The difference between wifi5 and wifi6

Introduction to wifi5:

IEEE 802.11ac is an 802.11 wireless local area network (WLAN) communication standard that communicates through the 5GHz frequency band (which is also the reason for its name). Theoretically, it can provide at least 1Gbps bandwidth for multi-station wireless LAN communication, or at least 500Mbps single connection transmission bandwidth. 802.11ac is the successor of 802.11n. It adopts and extends the air interface concept derived from 802.11n, including: wider RF bandwidth (up to 160MHz), more MIMO spatial streams (up to 8), multi-user MIMO, and higher-order modulation (up to 256QAM).
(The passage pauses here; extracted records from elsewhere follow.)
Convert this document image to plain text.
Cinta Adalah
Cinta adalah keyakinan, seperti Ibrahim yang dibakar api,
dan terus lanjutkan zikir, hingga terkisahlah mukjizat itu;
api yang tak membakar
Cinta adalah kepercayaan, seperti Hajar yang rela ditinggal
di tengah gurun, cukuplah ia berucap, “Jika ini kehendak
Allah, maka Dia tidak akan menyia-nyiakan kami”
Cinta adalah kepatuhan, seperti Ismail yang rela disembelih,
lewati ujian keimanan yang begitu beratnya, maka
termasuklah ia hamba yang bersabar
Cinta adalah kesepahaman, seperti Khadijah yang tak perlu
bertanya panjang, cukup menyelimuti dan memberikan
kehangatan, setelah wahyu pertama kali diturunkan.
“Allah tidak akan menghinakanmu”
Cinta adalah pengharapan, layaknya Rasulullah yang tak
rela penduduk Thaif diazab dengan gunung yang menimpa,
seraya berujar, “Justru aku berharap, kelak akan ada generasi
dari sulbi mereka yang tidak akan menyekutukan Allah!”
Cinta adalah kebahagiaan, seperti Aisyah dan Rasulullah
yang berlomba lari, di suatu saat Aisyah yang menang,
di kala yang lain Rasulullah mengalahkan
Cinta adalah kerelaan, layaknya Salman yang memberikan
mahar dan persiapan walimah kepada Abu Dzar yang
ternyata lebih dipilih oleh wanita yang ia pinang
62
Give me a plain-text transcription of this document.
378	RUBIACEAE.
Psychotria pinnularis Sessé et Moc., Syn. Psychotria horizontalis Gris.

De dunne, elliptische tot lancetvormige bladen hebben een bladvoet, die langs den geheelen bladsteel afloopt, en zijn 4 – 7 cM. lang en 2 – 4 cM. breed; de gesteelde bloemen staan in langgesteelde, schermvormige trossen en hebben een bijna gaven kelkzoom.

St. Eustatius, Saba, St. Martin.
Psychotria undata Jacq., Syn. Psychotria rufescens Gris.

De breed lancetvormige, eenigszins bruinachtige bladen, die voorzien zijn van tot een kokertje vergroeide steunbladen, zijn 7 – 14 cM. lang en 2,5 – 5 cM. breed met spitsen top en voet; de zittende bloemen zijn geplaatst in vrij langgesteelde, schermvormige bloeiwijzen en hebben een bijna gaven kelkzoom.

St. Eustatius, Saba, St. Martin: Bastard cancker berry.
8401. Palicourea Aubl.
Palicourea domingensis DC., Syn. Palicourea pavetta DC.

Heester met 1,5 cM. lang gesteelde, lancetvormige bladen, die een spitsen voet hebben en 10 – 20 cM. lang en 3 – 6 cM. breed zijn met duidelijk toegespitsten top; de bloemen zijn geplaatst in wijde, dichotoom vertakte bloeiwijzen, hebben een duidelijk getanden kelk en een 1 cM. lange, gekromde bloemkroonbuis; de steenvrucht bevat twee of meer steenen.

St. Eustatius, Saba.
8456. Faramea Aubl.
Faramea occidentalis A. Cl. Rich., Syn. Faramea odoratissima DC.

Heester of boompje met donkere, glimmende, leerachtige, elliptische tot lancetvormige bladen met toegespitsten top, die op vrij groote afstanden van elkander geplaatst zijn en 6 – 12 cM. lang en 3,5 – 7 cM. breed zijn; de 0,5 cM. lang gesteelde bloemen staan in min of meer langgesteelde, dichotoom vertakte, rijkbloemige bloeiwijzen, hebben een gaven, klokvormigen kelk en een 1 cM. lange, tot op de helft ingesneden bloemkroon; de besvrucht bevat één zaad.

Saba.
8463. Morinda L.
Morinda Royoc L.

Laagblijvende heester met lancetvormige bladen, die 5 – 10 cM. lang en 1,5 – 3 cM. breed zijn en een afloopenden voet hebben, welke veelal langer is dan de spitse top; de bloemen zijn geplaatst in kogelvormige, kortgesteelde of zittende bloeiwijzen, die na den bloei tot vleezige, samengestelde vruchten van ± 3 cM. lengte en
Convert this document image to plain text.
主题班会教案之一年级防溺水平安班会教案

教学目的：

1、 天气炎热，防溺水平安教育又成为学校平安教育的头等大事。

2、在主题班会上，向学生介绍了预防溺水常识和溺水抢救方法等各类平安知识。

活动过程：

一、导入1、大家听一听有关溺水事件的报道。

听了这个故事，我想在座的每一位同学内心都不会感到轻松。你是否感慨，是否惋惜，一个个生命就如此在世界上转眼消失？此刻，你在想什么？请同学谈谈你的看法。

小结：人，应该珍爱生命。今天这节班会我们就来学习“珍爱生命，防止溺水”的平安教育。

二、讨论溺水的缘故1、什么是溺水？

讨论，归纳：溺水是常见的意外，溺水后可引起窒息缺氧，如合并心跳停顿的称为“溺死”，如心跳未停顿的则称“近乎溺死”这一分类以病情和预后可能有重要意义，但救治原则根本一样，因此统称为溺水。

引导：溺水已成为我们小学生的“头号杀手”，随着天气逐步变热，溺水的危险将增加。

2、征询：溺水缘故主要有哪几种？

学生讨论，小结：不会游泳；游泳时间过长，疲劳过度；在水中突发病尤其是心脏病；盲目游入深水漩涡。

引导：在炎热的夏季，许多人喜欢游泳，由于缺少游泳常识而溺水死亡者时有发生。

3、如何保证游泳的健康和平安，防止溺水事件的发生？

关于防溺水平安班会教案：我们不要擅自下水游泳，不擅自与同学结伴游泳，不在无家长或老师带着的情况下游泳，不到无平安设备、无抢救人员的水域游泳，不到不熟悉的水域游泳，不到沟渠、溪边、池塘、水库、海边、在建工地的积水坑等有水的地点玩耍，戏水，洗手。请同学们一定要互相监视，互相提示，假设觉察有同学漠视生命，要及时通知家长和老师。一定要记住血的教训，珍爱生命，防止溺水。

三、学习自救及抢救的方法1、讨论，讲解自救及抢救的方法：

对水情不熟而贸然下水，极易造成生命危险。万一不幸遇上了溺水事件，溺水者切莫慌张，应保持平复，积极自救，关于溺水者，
In October 2018, the WiFi Alliance officially announced that it would simplify the name of the corresponding technical standard, and 802.11ac was renamed WiFi 5.

Introduction to wifi6:

IEEE 802.11ax, also known as Wi-Fi 6 and High-Efficiency Wireless (HEW), is a wireless LAN standard that aims to Support indoor and outdoor scenarios, improve spectrum efficiency, and increase actual throughput by 4 times in dense user environments. 11ax supports 2.4GHz and 5GHz frequency bands, is backward compatible with a/b/g/n/ac, and has a maximum bandwidth of 2.4Gbps. IEEE 802.11ax using the 6GHz band will be called Wi-Fi 6E on January 3, 2020.